Finding the origins – birthplaces, dates, parents, siblings, occupations – of all eight of my great-grandparents seemed essential, and, I aged, only grew in importance. They were the reason I enjoyed a privileged life in America. They were the authors of their own fate. They and their labors were the reason why America became a first-world power, for better or ill. They were braver than I could ever be.
[I]t is time for [professional historians] to think critically about how and why Americans spend millions of dollars on genealogy each year. We need … to respect these genealogists. I have spent hours watching my older sister, an attorney and a summa cum laude history major from Yale, research our family’s genealogy. Over the last five years, she has traced not only our family’s journeys from Britain, the Netherlands, and northern Greece to America—but also the journeys my husband’s and her husband’s families made from the shtetls of eastern Europe to America.
Her ability to navigate name changes, to find relatives as they appear and disappear in the written record, to untangle family myths from historical truths, and her desire to understand the context in which our families and those of our in-laws made their journeys is multifaceted. [emphasis mine] …. Yet I have met countless professional historians who express, at best, a bemused condescension when confronted with the idea that genealogists actually do good history. The assumption that genealogists need to be educated by professional historians—as opposed to the idea that professional historians and genealogists can learn from one another—is widespread. [emphasis mine]

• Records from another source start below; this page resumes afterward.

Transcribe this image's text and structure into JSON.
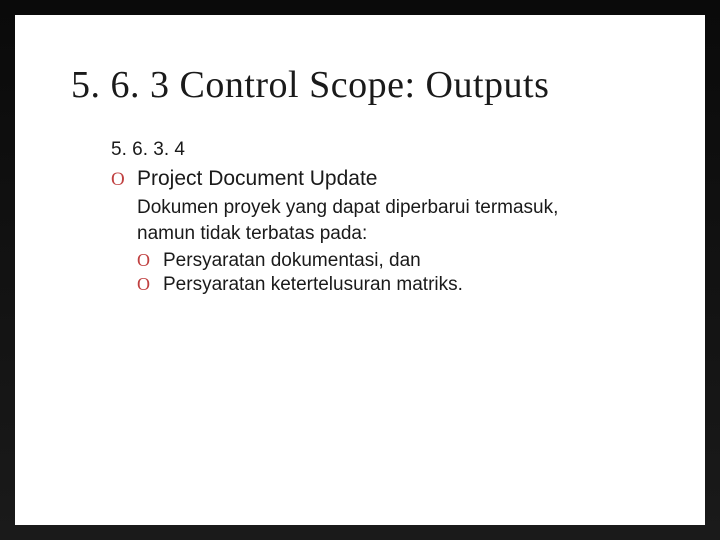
{
  "title": "5. 6. 3 Control Scope: Outputs",
  "section_number": "5. 6. 3. 4",
  "bullet_marker": "O",
  "main_bullet": "Project Document Update",
  "body_text": "Dokumen proyek yang dapat diperbarui termasuk, namun tidak terbatas pada:",
  "sub_bullets": {
    "0": "Persyaratan dokumentasi, dan",
    "1": "Persyaratan ketertelusuran matriks."
  }
}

Although rarely discussed, tapping into the love of history found among genealogists, preservationists and others is crucial if we are to promote the study of academic history. We need to ensure that our conferences are welcoming not only to academic historians but also to those who love history and do history within their communities. [emphasis mine] Restructuring the AHA annual meeting so that the discussion is about the diverse ways in which people (in the United States and elsewhere) use, understand, and value history would be an excellent first step.
Dr. Lord’s post was written in 2011. I’m not sure what has changed since then vis-à-vis professional historians and genealogists, or even between professional historians and the archivists who preserve the materials that make their research possible. But I do know that Dr. Lord is on the right track. She and Henry Louis Gates are the only professional historians who acknowledges that the love of history exists at many levels, all of which advance our understanding of the past.
Those bound volumes at the top of this post? They are among the hundreds of thousands of files on members of the French resistance, Communists, and Jews hunted by the Nazi-collaborationist Vichy government in France during World War II. The Paris Police Prefecture Archives opened these records to research in December 2015. That’s why archivists preserve records. That’s why academic historians interpret the past. And why we do genealogy? To articulate the burdens and successes of our ancestors. That’s why we do genealogy.